Prayer and Sin - Can They Co-Exist?

By Pastor Brady Wolcott


Can we really believe that people are praying against sin night and day, when we see them plunging into it? Can we suppose they pray against the world, when they are entirely absorbed and taken up with its pursuits? Can we think they really ask God for grace to serve him, when they do not show the slightest desire to serve him at all? Oh, no, it is plain as daylight that the great majority of men either ask nothing of God or do not mean what they say when they do ask, which is just the same thing. Praying and sinning will never live together in the same heart. Prayer will consume sin, or sin will choke prayer.


When Pastor Jamie read this excerpt from A Call to Prayer by J.C. Ryle on Sunday it really struck me. I sat there thinking about my own sin. The sins of my heart and thoughts (yes a lot of my sins are invisible). I thought about how I often pray AFTER I’ve sinned - to confess. But do I pray BEFORE I sin?

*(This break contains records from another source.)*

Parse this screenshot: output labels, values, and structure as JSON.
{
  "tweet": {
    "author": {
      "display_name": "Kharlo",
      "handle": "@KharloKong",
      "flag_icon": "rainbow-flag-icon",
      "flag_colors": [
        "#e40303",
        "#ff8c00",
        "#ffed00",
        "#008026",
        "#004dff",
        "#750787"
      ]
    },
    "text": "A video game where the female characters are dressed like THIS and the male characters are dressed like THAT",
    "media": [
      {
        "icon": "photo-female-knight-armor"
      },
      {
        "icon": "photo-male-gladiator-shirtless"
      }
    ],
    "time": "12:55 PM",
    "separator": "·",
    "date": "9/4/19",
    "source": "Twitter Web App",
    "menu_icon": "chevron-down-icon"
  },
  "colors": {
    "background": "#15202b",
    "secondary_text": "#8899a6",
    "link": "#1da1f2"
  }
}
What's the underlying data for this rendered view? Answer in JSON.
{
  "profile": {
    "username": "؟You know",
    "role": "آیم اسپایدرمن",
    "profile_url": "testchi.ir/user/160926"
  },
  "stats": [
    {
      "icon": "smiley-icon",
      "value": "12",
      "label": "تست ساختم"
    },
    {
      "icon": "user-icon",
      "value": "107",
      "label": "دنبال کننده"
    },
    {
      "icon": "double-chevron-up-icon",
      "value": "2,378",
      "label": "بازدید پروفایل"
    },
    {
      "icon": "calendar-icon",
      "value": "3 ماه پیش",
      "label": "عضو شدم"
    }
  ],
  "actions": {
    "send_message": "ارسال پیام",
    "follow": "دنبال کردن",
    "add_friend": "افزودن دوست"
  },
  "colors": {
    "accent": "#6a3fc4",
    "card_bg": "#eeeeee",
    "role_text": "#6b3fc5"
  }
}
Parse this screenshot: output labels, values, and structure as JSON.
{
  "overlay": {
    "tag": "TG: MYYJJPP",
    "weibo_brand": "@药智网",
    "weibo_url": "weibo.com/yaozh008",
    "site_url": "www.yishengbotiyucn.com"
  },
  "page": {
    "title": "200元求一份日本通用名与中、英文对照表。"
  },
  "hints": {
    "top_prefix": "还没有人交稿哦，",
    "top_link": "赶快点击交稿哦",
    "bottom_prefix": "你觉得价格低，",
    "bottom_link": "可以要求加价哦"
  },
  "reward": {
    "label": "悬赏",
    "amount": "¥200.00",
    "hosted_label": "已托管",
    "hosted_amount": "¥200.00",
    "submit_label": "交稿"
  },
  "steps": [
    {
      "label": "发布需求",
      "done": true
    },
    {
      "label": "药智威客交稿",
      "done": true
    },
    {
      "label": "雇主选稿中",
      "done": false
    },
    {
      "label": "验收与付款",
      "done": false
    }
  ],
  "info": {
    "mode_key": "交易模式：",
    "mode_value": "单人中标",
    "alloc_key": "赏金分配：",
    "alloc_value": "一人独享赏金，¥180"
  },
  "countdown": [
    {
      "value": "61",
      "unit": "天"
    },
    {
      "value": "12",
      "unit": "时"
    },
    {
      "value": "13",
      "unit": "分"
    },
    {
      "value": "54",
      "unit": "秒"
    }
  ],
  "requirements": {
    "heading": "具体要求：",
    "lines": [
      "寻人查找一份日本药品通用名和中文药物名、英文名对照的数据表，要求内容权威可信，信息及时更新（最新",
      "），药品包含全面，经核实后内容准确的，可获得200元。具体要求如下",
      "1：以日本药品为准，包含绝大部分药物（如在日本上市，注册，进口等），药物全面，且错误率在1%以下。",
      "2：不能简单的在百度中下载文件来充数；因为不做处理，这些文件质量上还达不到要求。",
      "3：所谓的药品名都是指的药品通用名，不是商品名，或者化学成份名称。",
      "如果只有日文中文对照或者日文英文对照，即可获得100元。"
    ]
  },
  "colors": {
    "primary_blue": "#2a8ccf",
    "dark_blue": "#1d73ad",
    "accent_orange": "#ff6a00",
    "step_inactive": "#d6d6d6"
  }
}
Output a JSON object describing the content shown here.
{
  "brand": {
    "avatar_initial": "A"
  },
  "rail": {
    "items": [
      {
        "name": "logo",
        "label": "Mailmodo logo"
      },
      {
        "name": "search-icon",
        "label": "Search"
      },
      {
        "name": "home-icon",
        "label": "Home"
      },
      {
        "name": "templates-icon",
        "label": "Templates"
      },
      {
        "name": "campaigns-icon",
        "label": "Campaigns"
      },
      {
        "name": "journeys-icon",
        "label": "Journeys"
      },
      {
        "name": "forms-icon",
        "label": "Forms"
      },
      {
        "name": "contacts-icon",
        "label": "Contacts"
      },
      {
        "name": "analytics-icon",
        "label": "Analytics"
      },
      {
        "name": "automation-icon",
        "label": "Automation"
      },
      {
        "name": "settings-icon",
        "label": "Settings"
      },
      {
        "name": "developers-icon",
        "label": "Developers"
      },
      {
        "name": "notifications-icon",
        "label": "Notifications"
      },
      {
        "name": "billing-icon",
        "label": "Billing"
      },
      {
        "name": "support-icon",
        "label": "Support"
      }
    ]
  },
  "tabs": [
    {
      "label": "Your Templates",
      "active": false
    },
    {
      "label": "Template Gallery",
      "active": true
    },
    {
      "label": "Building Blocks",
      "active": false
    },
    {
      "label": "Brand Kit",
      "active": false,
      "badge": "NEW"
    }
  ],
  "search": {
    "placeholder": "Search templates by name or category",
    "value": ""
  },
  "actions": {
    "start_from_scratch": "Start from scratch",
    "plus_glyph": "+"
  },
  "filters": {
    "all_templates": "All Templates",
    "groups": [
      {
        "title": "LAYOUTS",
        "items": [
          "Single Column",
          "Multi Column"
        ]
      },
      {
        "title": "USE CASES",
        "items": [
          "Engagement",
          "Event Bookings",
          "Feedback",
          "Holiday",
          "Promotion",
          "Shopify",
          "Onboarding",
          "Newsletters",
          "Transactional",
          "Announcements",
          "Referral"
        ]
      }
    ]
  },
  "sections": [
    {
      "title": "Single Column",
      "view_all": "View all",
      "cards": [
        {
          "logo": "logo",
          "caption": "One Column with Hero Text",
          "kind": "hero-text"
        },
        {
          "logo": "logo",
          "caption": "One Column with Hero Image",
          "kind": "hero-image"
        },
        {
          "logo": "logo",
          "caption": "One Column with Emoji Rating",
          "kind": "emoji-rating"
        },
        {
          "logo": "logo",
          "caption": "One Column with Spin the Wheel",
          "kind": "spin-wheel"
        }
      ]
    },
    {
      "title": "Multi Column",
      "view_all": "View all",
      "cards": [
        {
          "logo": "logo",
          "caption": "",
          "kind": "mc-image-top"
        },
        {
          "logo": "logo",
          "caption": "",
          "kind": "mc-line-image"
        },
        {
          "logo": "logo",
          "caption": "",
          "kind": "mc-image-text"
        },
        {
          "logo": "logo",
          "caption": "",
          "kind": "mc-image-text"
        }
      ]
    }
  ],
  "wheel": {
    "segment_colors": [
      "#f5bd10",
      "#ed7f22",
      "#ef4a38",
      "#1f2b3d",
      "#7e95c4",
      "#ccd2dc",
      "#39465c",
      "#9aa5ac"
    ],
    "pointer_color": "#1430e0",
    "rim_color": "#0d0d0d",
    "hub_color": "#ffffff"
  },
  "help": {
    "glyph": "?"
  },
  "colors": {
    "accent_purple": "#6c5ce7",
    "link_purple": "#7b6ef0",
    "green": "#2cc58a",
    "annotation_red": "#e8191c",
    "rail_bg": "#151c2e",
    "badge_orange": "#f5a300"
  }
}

What I mean is, do I pray? Does praying choke out sin in my life? Does it replace the selfish, lustful, anxious, proud, insecure, and callousness that creeps into my heart every day?


Praying and sinning will never live together in the same heart.


So if you know me at all, you know that Brady is going to have a problem with this statement by Ryle. It’s too extreme of a statement. It doesn’t allow for grace and struggle. It fails to understand the battle between the flesh and the Spirit.

And maybe I’m right.


But then I go back to that question I just asked. “Does praying choke out sin in my life?” Yes, there is a battle for my heart between the flesh and the Spirit. But am I fighting that battle with prayer?


As I sit here writing and contemplating I wonder if I have tried to fight this battle with only my mind through study, reading, and thinking, and not so much with my heart through prayer.


Could it be that prayer would allow Christ to capture my affections and the Spirit to win the battle?


I know the answers, but have I truly desired the answers? Have I allowed prayer to be that means of grace that connects me to the glory of God that surpasses all others and drives out the selfishness, lust, pride, anxiety, insecurity, and callousness?

Have you?


I fear that I have a long way to go here. But I’m not afraid to declare that at any given moment of my life sin and prayer cannot live in the same heart.